The ship moved slowly toward the end, plowing its way heavily through a maze of gas molecules that crowded together so closely that hydrogen itself was squeezed to the density of a liquid. Ammonia vapor, drawn from the incredibly vast oceans of that liquid, saturated the horrible atmosphere. The wind, which had begun a thousand miles higher, had risen to a pitch inadequately described as a hurricane.

It was quite plain long before the ship landed on a fairly large Jovian island, perhaps seven times the size of Asia, that Jupiter was not a very pleasant world.

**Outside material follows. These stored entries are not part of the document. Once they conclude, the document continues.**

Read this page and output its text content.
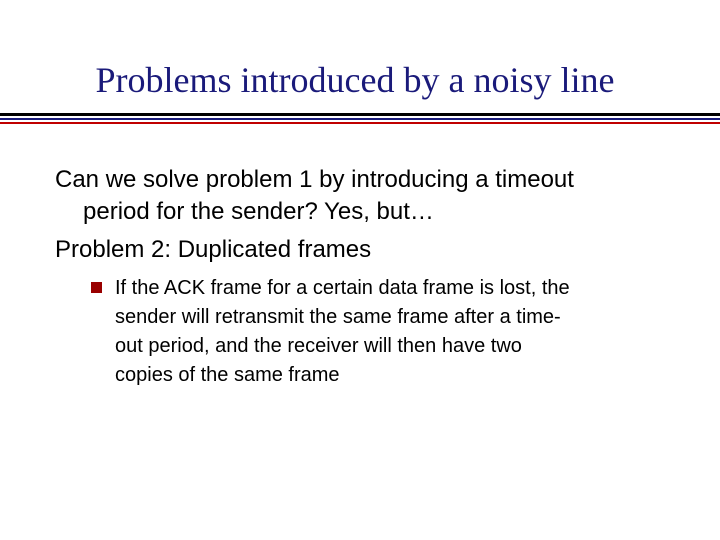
Problems introduced by a noisy line
Can we solve problem 1 by introducing a timeout
period for the sender? Yes, but…
Problem 2: Duplicated frames
If the ACK frame for a certain data frame is lost, the
sender will retransmit the same frame after a time-
out period, and the receiver will then have two
copies of the same frame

And yet the three members of the crew thought it was. They were quite convinced it was. But then, the three members of the crew were not exactly human. And neither were they exactly Jovian.

They were simply robots, designed on Earth for Jupiter. ZZ Three said, "It appears to be a rather desolate place." ZZ Two joined him and regarded the wind-blasted landscape somberly. "There are structures of some sort in the distance," he said, "which are obviously artificial. I suggest we wait for the inhabitants to come to us."

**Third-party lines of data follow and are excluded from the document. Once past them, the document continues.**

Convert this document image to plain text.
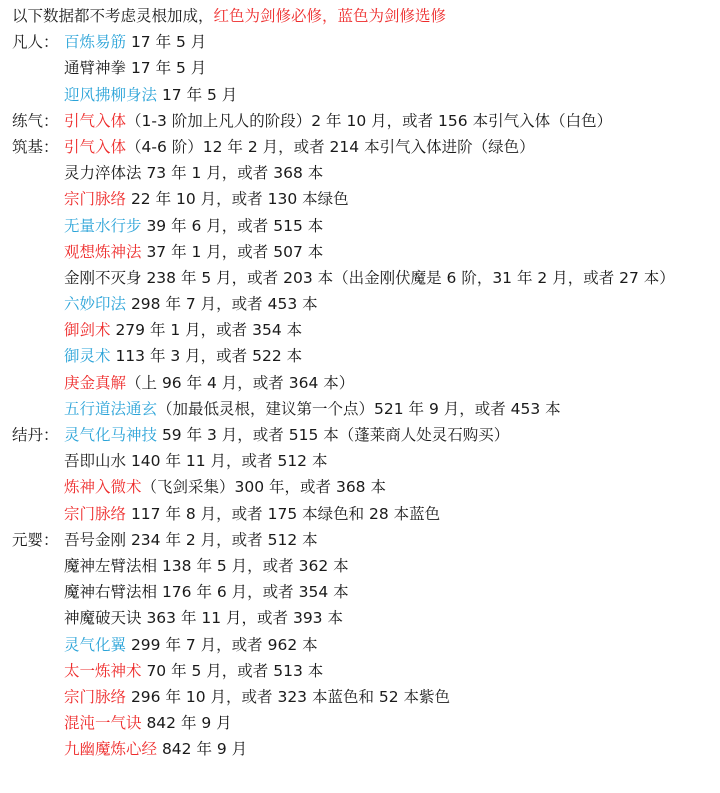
以下数据都不考虑灵根加成，红色为剑修必修，蓝色为剑修选修
凡人： 百炼易筋 17 年 5 月
通臂神拳 17 年 5 月
迎风拂柳身法 17 年 5 月
练气： 引气入体（1-3 阶加上凡人的阶段）2 年 10 月，或者 156 本引气入体（白色）
筑基： 引气入体（4-6 阶）12 年 2 月，或者 214 本引气入体进阶（绿色）
灵力淬体法 73 年 1 月，或者 368 本
宗门脉络 22 年 10 月，或者 130 本绿色
无量水行步 39 年 6 月，或者 515 本
观想炼神法 37 年 1 月，或者 507 本
金刚不灭身 238 年 5 月，或者 203 本（出金刚伏魔是 6 阶，31 年 2 月，或者 27 本）
六妙印法 298 年 7 月，或者 453 本
御剑术 279 年 1 月，或者 354 本
御灵术 113 年 3 月，或者 522 本
庚金真解（上 96 年 4 月，或者 364 本）
五行道法通玄（加最低灵根，建议第一个点）521 年 9 月，或者 453 本
结丹： 灵气化马神技 59 年 3 月，或者 515 本（蓬莱商人处灵石购买）
吾即山水 140 年 11 月，或者 512 本
炼神入微术（飞剑采集）300 年，或者 368 本
宗门脉络 117 年 8 月，或者 175 本绿色和 28 本蓝色
元婴： 吾号金刚 234 年 2 月，或者 512 本
魔神左臂法相 138 年 5 月，或者 362 本
魔神右臂法相 176 年 6 月，或者 354 本
神魔破天诀 363 年 11 月，或者 393 本
灵气化翼 299 年 7 月，或者 962 本
太一炼神术 70 年 5 月，或者 513 本
宗门脉络 296 年 10 月，或者 323 本蓝色和 52 本紫色
混沌一气诀 842 年 9 月
九幽魔炼心经 842 年 9 月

Across the room ZZ One listened, but made no reply. He was the first constructed of the three, and half experimental. Consequently he spoke a little less frequently than his two companions.

The wait was not long. An air vessel of queer design swooped overhead. More followed. And then a line of ground vehicles approached, took position, and disgorged organisms. Along with these organisms came various inanimate accessories that might have been weapons. Some of these were borne by a single Jovian, some by several, and some advanced under their own power, with Jovians perhaps inside.

The robots couldn't tell. ZZ Three said, "They're all around us now. The logical peaceful gesture would be to come out in the open. Agreed?"

It was, and ZZ One shoved open the heavy door, which was not double or, for that matter, particularly airtight.

Their appearance through the door was the signal for an excited stir among the surrounding Jovians. Things were done to several of the very largest of the inanimate accessories, and ZZ Three became aware of a temperature rise on the outer rind of his beryllium-iridium-bronze body.